The Wends could not seem to escape the Germans because after the Civil War they also settled in the area and convinced the Wends the frame church should be converted in to a Christian Day School and a new church should be built. They started the church in 1867; however, it was not completed until 1871 due to differences between the Wends and the Germans. The Germans decided to build their own church and named it St Peter. They eventually reunited and completed the church you see today and named it St. Paul. The church cost $5,000 to build the price is so low because of all the donated labor. The beautiful 1904 pipe organ with its original hand-pump blower was made in Texas and still sounds marvelous as it was played by Jack. This was the first Lutheran Church of the Missouri Synod in Texas. There are services at this church every Sunday and they support the day school from K-8th grade.

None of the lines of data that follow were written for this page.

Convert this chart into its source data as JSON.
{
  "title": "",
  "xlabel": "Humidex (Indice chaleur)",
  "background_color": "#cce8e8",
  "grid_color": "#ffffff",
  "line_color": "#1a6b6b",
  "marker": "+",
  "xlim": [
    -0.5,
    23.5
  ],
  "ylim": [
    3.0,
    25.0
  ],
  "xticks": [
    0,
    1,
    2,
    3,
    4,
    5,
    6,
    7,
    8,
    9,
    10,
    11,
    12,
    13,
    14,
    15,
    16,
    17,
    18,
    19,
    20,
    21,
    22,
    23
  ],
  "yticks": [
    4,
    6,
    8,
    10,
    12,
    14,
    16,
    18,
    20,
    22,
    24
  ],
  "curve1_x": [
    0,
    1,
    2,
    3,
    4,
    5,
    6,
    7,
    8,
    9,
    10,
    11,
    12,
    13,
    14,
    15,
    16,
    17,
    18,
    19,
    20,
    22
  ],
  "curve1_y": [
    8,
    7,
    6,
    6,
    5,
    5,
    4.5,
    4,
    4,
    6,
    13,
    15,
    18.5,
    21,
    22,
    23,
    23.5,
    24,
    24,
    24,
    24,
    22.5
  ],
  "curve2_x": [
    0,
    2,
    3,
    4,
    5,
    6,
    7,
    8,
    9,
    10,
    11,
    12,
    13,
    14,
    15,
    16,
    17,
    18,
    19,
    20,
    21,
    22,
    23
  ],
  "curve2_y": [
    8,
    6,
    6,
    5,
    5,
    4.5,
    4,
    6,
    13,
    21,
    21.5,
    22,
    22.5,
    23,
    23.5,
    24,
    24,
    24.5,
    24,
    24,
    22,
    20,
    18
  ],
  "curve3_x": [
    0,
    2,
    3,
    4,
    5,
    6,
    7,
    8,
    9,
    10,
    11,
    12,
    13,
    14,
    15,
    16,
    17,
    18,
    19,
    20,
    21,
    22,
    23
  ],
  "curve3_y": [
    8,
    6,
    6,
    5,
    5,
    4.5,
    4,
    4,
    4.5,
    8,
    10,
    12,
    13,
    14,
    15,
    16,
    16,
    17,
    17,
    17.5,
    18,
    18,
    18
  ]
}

After the tour of the church Joyce made us welcome in their dining hall where the ladies of the church had made us a delicious lunch consisting of homemade noodles, sauerkraut, pickled beets, sausage, homemade bread and a delicious coffee cake. Joyce explained that the noodles we were eating were a labor of love from the ladies at the church to help support The Wendish Heritage Museum. They make the noodles every Monday. They use 72 dozen eggs and 200 pounds of flour. I believe everyone on the bus bought a bag of noodles. She said if we liked the sausage we would need to go to Weimer to Kasper's Meat Market and ask for the Wendish sausage. Joyce invited everyone to go back for seconds and when no one could eat another bite we went to the Heritage Museum. There you saw the artifacts from the travels from Germany to Texas along with the one from the early days in Texas. And of course there was a gift store. Our docent Jack turned out to be a most talented man as we found the beautiful wood carved item in the store to be his creations. If you plan to come on your own bring cash or a checkbook because no debit or credit cards are accepted.

If you plan a trip to see the Wendish Sunday, September 24, 2017 would be the day. They will be having their Wendish Heritage Festival. Joyce said there will be no arts and crafts or jewelry booths, only the art of weaving, old time games for the children and good homemade food. She also said if you have a group you could call ahead and she would save you some meal tickets because they do sell out.

Attendees: Thomas and Jeanette Johnson, Gwen Dickey, Della DuHart, Jean Houston, Tom and Cindy Croissant, Mary Brown and her friends: Sylvia Cruz, Patti Fletcher, Connie Fletcher-Powell, Paula Montieth, Brenda Moss and her friends: Bill and Marilyn Ragan and their out-of-town guest.